La historia ha terminado y él nota que parte de la tensión que le atenazaba se esfuma a través de esa última frase. Aun así, vuelve a ver la escena en su cabeza. Su grito. La detonación inesperada. El cuerpo de Savall desplomándose tras el impacto. La sangre. Intenta alejar las imágenes, rememorar la escena exacta sólo puede causarle problemas. Es mejor no desviarse del relato fabricado, casi cierto. Las cosas podrían haber ocurrido así.
—La agente Castro ha declarado que encontró la pistola en el estudio de su ex esposa. Y que, cuando vio que Savall le amenazaba, decidió intervenir.
—Exactamente.
—¿Cree que el comisario hubiera disparado contra usted? ¿O contra la agente Castro?
—Estaba desquiciado. Llevaba un rato blandiendo la pistola y yo… —Le avergüenza confesar su debilidad—. Un momento antes de la aparición de Leire estuve convencido de que el comisario iba a matarme, sí.
Su interrogador saca la pistola, debidamente precintada, y comenta:
—En la pistola se encontraron otras huellas, además de las de la agente Castro.
—Supongo que el arma ha pasado por un montón de manos.
El otro asiente y, durante unos segundos, se queda pensativo.
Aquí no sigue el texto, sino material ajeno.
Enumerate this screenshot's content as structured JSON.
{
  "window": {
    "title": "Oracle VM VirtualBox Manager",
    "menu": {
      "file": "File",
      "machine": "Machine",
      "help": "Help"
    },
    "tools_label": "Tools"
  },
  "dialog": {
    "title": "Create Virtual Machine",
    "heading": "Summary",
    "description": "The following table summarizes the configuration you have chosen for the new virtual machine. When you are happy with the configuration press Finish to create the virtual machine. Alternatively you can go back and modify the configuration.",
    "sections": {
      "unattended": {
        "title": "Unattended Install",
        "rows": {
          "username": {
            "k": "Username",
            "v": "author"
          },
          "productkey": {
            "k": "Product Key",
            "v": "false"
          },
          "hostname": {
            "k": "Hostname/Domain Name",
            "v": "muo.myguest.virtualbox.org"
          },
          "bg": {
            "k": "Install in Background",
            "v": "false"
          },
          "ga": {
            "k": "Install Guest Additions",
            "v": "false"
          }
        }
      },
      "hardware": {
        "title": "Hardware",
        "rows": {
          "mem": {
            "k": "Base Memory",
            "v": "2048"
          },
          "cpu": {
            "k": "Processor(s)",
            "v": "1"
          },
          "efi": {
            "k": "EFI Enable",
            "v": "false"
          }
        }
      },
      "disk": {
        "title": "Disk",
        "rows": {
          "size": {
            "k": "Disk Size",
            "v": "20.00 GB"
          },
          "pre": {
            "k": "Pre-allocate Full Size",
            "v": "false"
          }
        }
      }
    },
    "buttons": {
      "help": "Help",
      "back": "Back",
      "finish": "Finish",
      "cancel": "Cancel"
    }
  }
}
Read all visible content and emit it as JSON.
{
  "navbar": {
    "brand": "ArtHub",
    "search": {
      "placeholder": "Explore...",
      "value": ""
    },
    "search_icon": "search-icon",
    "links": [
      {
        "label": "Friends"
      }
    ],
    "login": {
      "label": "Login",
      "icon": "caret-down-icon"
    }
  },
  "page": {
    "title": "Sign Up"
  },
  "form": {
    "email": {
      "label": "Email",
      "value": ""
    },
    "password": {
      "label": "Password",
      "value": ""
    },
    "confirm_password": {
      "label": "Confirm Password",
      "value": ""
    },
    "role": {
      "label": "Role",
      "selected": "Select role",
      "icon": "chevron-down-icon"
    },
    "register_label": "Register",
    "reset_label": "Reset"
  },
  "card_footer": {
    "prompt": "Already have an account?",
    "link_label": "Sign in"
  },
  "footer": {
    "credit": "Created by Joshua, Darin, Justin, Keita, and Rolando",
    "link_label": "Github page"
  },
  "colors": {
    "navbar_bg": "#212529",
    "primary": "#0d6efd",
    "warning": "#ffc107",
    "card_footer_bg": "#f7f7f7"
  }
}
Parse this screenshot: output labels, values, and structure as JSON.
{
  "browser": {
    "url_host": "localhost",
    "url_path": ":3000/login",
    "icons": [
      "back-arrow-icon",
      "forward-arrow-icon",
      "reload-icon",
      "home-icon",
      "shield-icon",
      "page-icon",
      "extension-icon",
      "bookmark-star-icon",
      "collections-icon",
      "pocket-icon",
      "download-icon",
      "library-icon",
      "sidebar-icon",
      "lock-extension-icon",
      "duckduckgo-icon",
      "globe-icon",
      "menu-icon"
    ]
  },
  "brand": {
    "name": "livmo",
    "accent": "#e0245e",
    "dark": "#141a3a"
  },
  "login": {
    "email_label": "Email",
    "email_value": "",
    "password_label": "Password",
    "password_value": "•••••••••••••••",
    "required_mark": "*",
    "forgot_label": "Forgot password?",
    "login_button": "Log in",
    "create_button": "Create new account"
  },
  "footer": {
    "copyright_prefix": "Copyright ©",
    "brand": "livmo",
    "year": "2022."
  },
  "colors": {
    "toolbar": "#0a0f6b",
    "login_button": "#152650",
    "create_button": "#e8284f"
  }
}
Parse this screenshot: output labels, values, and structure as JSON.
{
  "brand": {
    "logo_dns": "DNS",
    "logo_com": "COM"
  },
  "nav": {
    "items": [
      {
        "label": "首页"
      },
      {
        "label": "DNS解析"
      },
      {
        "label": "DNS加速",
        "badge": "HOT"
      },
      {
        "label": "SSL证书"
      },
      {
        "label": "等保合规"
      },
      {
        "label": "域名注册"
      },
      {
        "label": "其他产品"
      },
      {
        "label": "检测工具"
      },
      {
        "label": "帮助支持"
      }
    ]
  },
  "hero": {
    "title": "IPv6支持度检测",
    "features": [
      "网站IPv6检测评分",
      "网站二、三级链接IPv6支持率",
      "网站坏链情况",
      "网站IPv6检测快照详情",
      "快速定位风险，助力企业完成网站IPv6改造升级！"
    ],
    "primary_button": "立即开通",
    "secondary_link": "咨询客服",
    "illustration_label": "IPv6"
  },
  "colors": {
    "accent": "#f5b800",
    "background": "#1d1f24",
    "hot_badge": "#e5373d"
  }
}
—Hay algo que no llego a entender en esta historia. Hemos investigado la muerte de Juan Antonio López. En su día ya se sospechó del accidente, aunque no pudo probarse nada. Y, como sabe, hemos encontrado los restos de su ex esposa, Ruth Valldaura, enterrados en los alrededores de la casita que el comisario tenía en Tiana.
—Sí. —Lo dice con firmeza para deshacer el nudo que se le ha formado en la garganta.
—Dada la confesión del comisario Savall, oída por usted y por la agente Castro, podemos afirmar que él fue el responsable de ambas muertes. Sin embargo —se detiene y Héctor presiente lo que va a decir a continuación—, si el doctor Omar deseaba vengarse de usted escogió un modo muy complicado para hacerlo. Las cosas podrían haber salido de manera totalmente distinta.
Sí. Héctor lo ha pensado mil veces. Su mente ha recorrido un montón de escenarios diferentes, aunque está seguro de que Omar había previsto que el temperamental inspector Salgado se dejaría llevar por la ira y mataría al asesino de Ruth con sus propias manos. En eso, al menos, había fallado.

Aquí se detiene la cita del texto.